In this histogram we can see that there are a lot of response times around 1 second and a few longer outlier response times. This is important to know for when we analyze the response times because certain descriptive statistics like the mean are very sensitive to outliers.
Let’s say we are curious to see if people speed up or slow down over the course of doing the lexical decision task. So, we want to plot trial number and compare it with mean rt. Let’s put trial number on the x axis, mean rt on the y axis, and make a scatterplot. For this we’re going to use a different geom, geom_point(). Contrary to geom_histogram() this takes a minimum of 2 arguments, x and y.

This is a fair number of data points so it’s a little difficult to see what’s going on. It might be useful to also show what the average across participants looks like at every timepoint. We can just add another layer to this same graph with the +, in this case we’ll use geom_line()
rt_by_trials <- rt_data %>%
group_by(trial) %>%
summarise(mean_rt = mean(rt))
ggplot() +
geom_point(data = rt_data, aes(x = trial, y = rt), alpha = 0.2) +
geom_line(data = rt_by_trials, aes(x = trial, y = mean_rt), color = "blue")
Because there were so many points and it was difficult to see, I made each point less opaque using alpha = 0.2 as an argument for geom_point() and I made the line connecting averages stand out by making it blue with color = "blue" as an argument to geom_line()
Note that I’m plotting 2 different datasets withing the same graph and this is easy to do because you can define data separately for each geom.
What can we learn from this scatterplot + line graph?
Is anything different happening in the first few trials? Does there seem to be a trend over the course of the trials?
What hypothesis do we want to test about the data? Maybe fake words take longer than real words to identify.

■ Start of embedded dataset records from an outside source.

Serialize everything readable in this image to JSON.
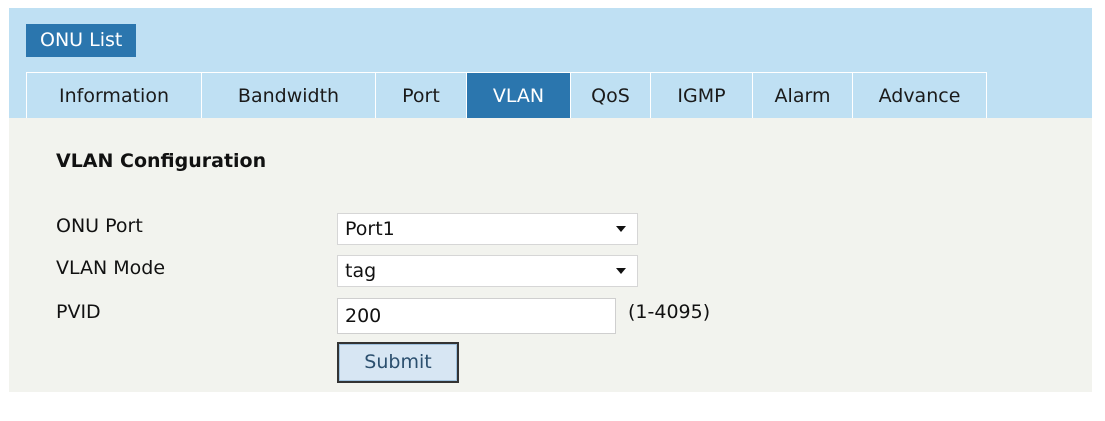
{
  "header": {
    "section_tab_label": "ONU List"
  },
  "tabs": [
    {
      "label": "Information",
      "active": false
    },
    {
      "label": "Bandwidth",
      "active": false
    },
    {
      "label": "Port",
      "active": false
    },
    {
      "label": "VLAN",
      "active": true
    },
    {
      "label": "QoS",
      "active": false
    },
    {
      "label": "IGMP",
      "active": false
    },
    {
      "label": "Alarm",
      "active": false
    },
    {
      "label": "Advance",
      "active": false
    }
  ],
  "form": {
    "title": "VLAN Configuration",
    "onu_port": {
      "label": "ONU Port",
      "value": "Port1"
    },
    "vlan_mode": {
      "label": "VLAN Mode",
      "value": "tag"
    },
    "pvid": {
      "label": "PVID",
      "value": "200",
      "range_hint": "(1-4095)"
    },
    "submit_label": "Submit"
  },
  "colors": {
    "header_band": "#bfe0f3",
    "active_tab": "#2b76ae",
    "content_background": "#f2f3ee"
  },
  "icons": {
    "dropdown": "chevron-down-icon"
  }
}
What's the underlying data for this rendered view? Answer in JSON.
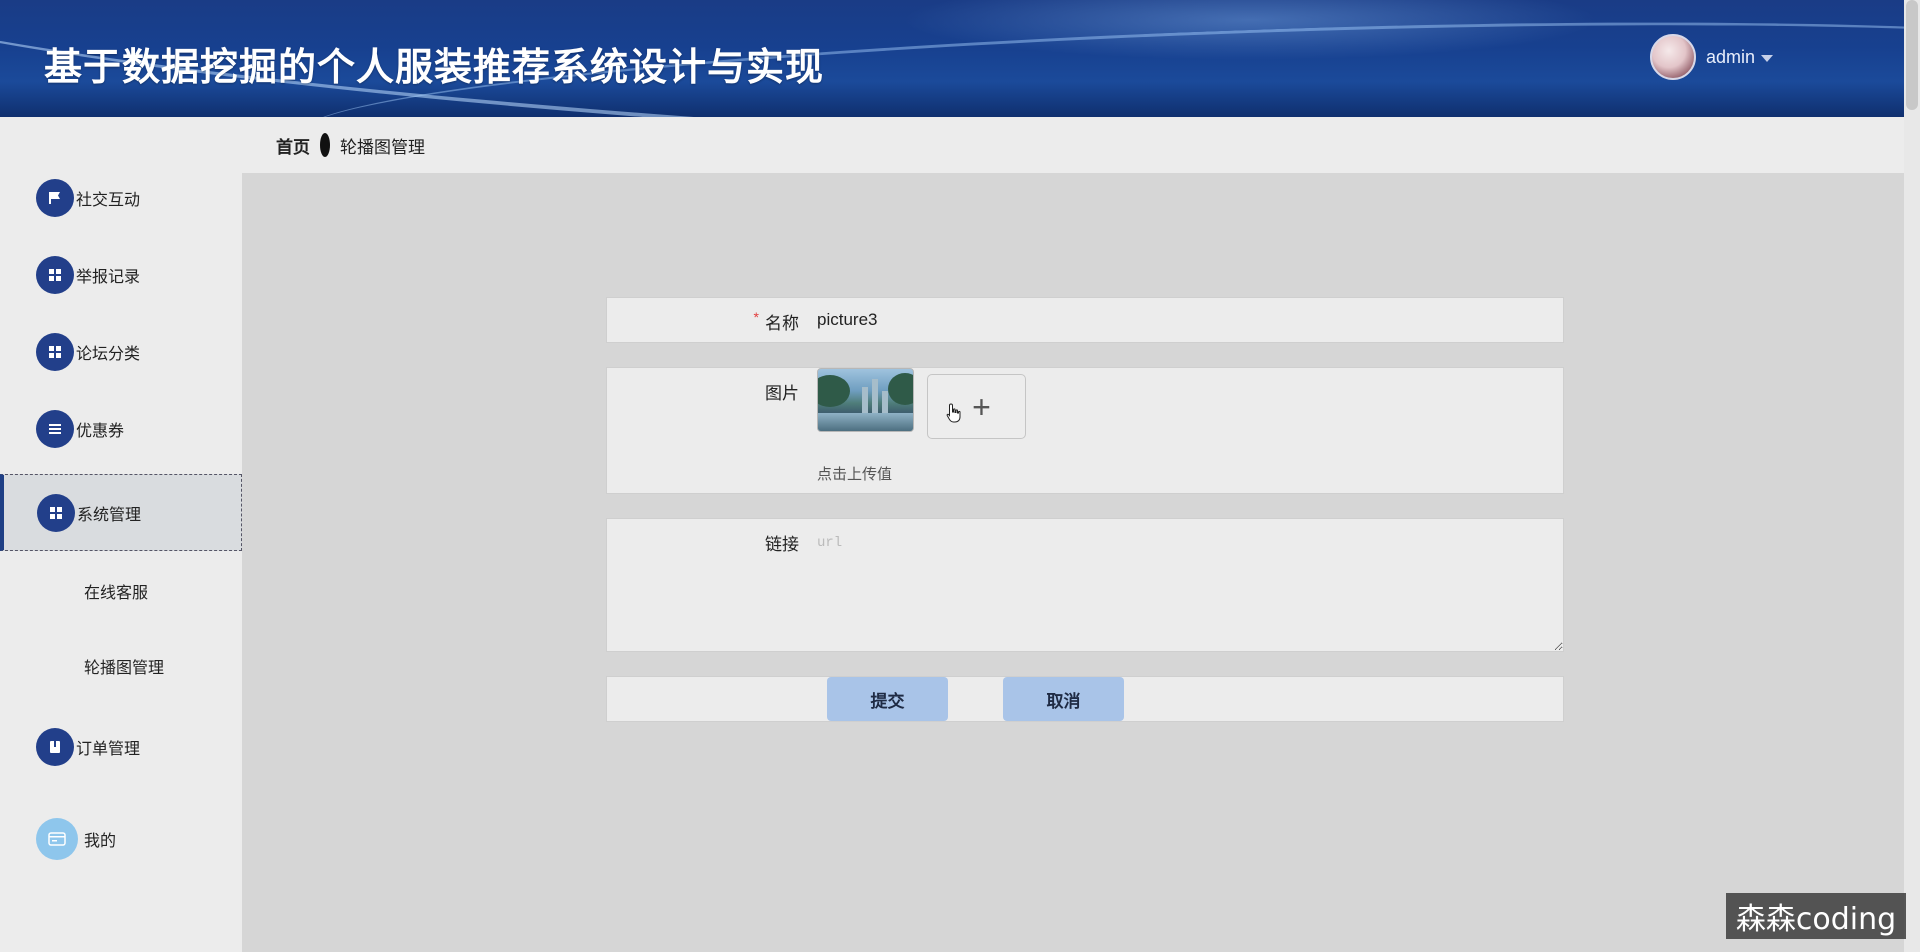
{
  "header": {
    "title": "基于数据挖掘的个人服装推荐系统设计与实现",
    "user_name": "admin"
  },
  "sidebar": {
    "items": [
      {
        "label": "社交互动",
        "icon": "flag-icon"
      },
      {
        "label": "举报记录",
        "icon": "grid-icon"
      },
      {
        "label": "论坛分类",
        "icon": "grid-icon"
      },
      {
        "label": "优惠券",
        "icon": "list-icon"
      },
      {
        "label": "系统管理",
        "icon": "grid-icon",
        "active": true
      },
      {
        "label": "订单管理",
        "icon": "book-icon"
      },
      {
        "label": "我的",
        "icon": "card-icon"
      }
    ],
    "sub_items": [
      {
        "label": "在线客服"
      },
      {
        "label": "轮播图管理"
      }
    ]
  },
  "breadcrumb": {
    "home": "首页",
    "current": "轮播图管理"
  },
  "form": {
    "name_label": "名称",
    "name_required": "*",
    "name_value": "picture3",
    "image_label": "图片",
    "upload_tip": "点击上传值",
    "link_label": "链接",
    "link_placeholder": "url",
    "submit_label": "提交",
    "cancel_label": "取消"
  },
  "watermark": "森森coding",
  "colors": {
    "header_blue": "#1a3c86",
    "icon_blue": "#223f8a",
    "button_blue": "#a9c4e8",
    "required_red": "#e23b3b"
  }
}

Now we want to start addressing our question about how RTs may differ for real vs. fake words. One way to do this is to split the RT data we have into Real and Fake and plot the data side by side. ggplot has an easy way to do that with facetting.
ggplot(rt_data) +
geom_histogram(aes(x = rt), bins = 60, color = "white") +
facet_wrap(vars(word_type))
ggplot(rt_data) +
geom_density(aes(x = rt), fill = "blue", alpha = 0.2) +
facet_wrap(vars(word_type))
What do you observe?
This is informative but it’s not the easiest way to really draw a comparison in this case.
We want to aggregate the data but maintain some information about its variability. We can use a boxplot which plots the quartiles of the distribution (2nd quartile = median).

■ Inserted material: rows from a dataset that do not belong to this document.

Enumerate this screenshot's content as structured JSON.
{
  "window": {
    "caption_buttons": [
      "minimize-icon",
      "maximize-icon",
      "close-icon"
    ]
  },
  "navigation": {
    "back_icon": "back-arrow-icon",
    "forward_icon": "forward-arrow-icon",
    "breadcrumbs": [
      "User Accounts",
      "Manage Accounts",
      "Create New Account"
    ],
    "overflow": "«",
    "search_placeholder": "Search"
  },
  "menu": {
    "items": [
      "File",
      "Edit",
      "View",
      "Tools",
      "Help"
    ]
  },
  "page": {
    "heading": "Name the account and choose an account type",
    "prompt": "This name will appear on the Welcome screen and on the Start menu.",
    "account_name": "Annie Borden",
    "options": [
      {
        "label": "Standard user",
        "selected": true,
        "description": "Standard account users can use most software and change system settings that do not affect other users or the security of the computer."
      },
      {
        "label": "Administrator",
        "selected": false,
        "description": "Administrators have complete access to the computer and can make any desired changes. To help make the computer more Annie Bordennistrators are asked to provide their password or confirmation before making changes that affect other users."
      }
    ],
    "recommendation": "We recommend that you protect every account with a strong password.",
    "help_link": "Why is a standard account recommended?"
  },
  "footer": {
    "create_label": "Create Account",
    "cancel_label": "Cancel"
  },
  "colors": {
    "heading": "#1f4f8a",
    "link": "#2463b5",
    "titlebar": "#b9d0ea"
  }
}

Another, more aesthetically pleasing way to plot this is with violin plots

What can we learn from this boxplot?
It looks like real words have faster median RTs and somewhat less variability (except for that 1 outlier).

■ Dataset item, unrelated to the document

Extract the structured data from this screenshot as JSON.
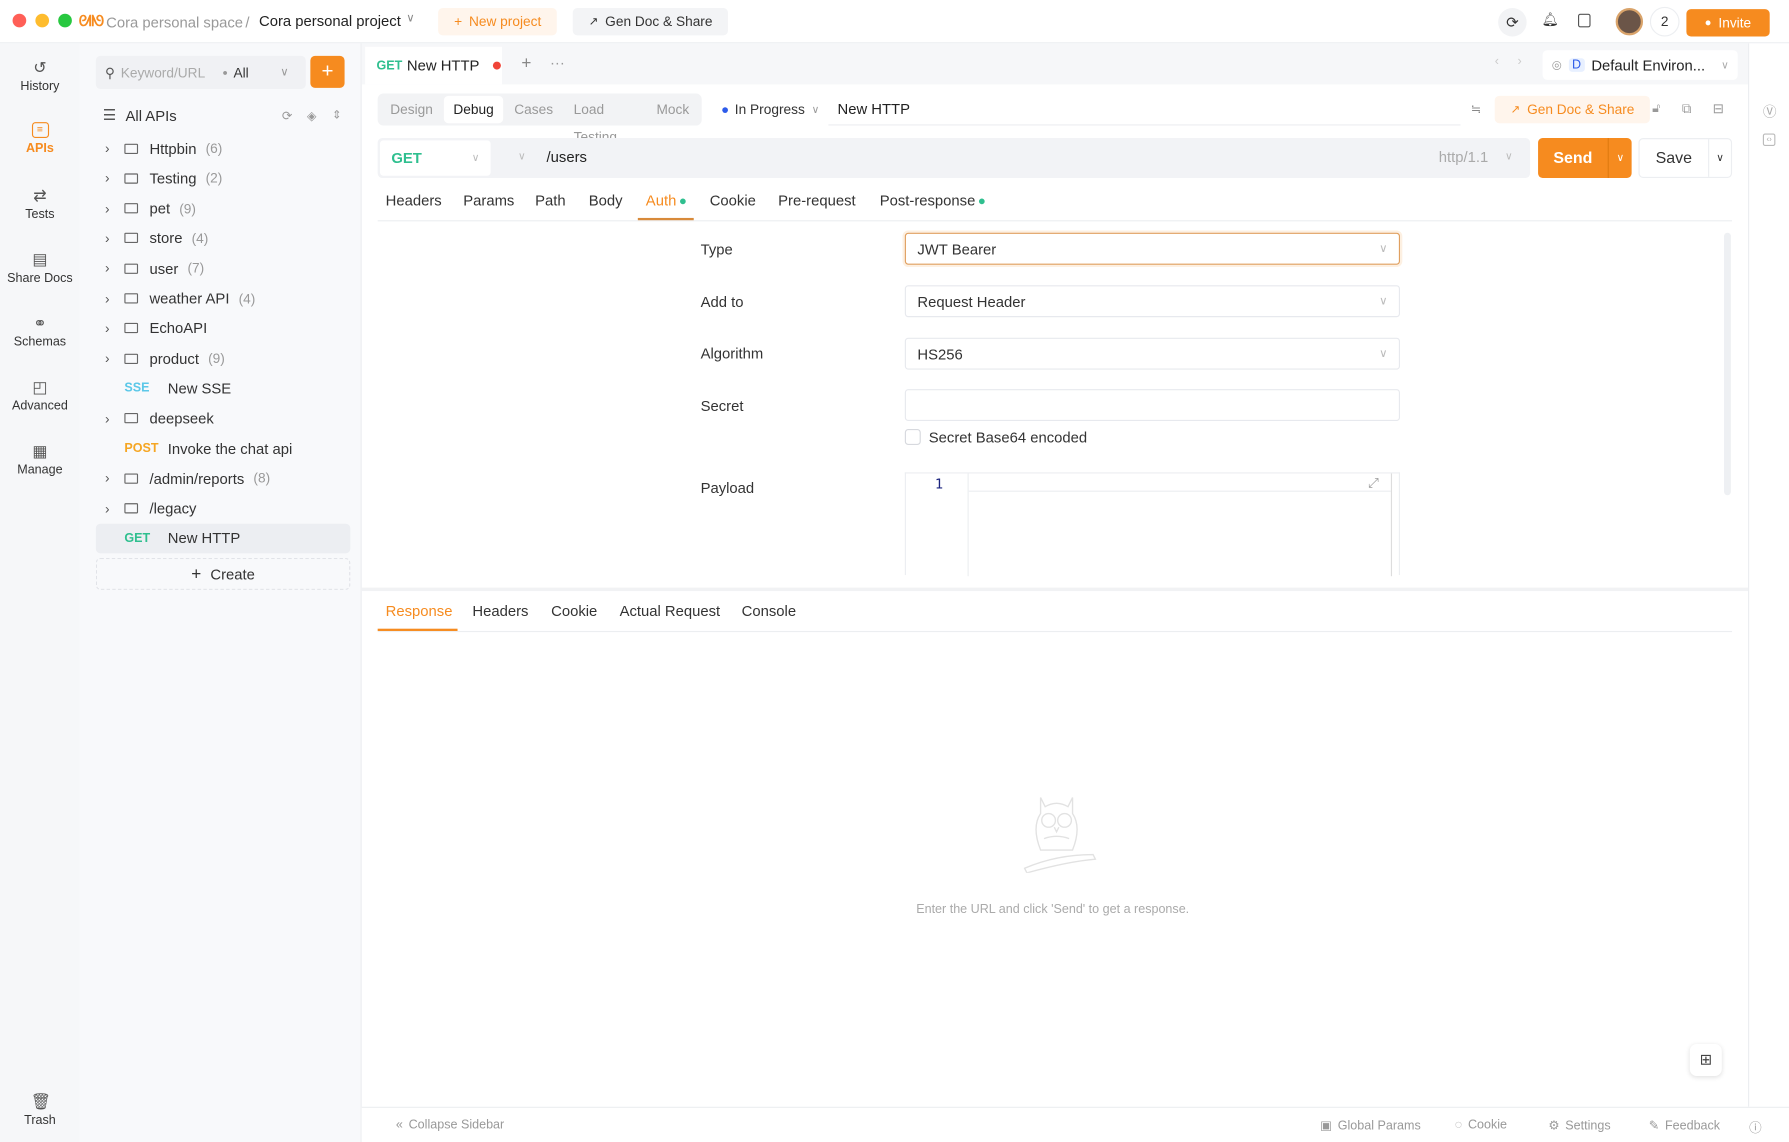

Another commonly way to plot this is with a barplot. Bar plots are very popular possibly because they allow you to plot the mean which is a statistic that people find really useful, but they actually obscure a lot of information about the distribution. I"m still showing you how to make them because they are so widespread.
rt_by_real <- rt_data %>%
group_by(word_type) %>%
summarise(mean_rt = mean(rt))
ggplot(rt_by_real) +
geom_col(aes(x = word_type, y = mean_rt, fill = word_type))
This again shows us that fake words lead to slower responses but we have no information about how variable the data are within each bar. This is one of the main problems with using bar charts. To try to get at the variability, people often use error bars (which I will show you how to add after we discuss standard error and confidence intervals).